Harrogate, England’s last Tesco-free town, is expected to surrender to the shopping giant this week, but there were fears that the matey monopoly had run out of places in which to expand.
“They’ve taken over the freezer isle!” exclaimed Asda store manager Derek Ambleside.
“I think they got in through the ventilation pipes in the dead of night. We found a big pile of our own-brand steak and leather pies defrosting in the car park this morning, so we knew something was up.”
The guerrilla shop allows customers to automatically pay for items, with a swipe of their Tesco’s smartphone.
“I know you should hate bullying, faceless multinational corporations”, said Mrs Thwaite, a busy mother of two.
“But I saved 15p by choosing their ‘Value’ fish fingers, compared to these slightly soggy Asda ones that someone had hidden in the coffee section.”
Tesco expansion continues
Tesco has used survival experts to help them infiltrate every section of the store.
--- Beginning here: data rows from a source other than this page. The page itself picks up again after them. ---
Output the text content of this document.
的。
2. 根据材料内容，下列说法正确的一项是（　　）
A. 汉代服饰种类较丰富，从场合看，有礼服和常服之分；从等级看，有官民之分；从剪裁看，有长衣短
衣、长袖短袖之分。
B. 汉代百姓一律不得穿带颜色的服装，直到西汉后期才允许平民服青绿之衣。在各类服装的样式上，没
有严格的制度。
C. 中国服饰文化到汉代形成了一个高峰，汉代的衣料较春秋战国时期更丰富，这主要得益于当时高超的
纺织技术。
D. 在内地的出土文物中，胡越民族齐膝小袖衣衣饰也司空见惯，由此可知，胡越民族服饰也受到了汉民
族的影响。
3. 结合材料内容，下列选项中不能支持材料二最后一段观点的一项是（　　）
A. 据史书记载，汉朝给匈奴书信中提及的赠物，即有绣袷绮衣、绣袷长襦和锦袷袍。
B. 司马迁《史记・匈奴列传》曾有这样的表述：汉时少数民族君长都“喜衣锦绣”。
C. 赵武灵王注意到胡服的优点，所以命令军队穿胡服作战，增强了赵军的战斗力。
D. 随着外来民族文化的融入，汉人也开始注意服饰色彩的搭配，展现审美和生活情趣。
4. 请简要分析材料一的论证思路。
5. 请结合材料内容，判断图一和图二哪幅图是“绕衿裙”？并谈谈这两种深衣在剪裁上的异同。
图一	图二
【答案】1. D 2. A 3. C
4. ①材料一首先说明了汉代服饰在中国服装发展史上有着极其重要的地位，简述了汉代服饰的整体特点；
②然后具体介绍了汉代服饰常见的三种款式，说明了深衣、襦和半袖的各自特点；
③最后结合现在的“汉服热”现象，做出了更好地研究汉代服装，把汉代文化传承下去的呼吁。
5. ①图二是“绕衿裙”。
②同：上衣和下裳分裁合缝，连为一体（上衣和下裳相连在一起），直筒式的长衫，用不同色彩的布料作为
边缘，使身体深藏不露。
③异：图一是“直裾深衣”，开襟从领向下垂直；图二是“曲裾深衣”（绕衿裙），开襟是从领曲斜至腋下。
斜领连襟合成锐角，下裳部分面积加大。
“You have to look carefully, but we’ll be there”, explained Doug Wendel, the company’s Strategy and Tactics Director.
“Often, our items are tucked away at the back of a shelf, but sometimes it’s more subtle.”
“For instance, we’ve hidden a load of ready meals in amongst the broccoli, no-one looks there.”
“But if you get stuck, you’ll find one of our customer service ninjas hiding amongst the salad vegetables. You see? I said something useful would come from our Japanese business.”
Tesco’s have defended their new policy of stealth marketing. “It was a natural move for us”, said Wendel.
“We’ve run out of room to build new stores, so taking down our rivals from inside is a pretty organic step.”
“Sorry, did I say organic? The lawyers have asked me not to use that word. Could you change that to ‘Barn friendly’?”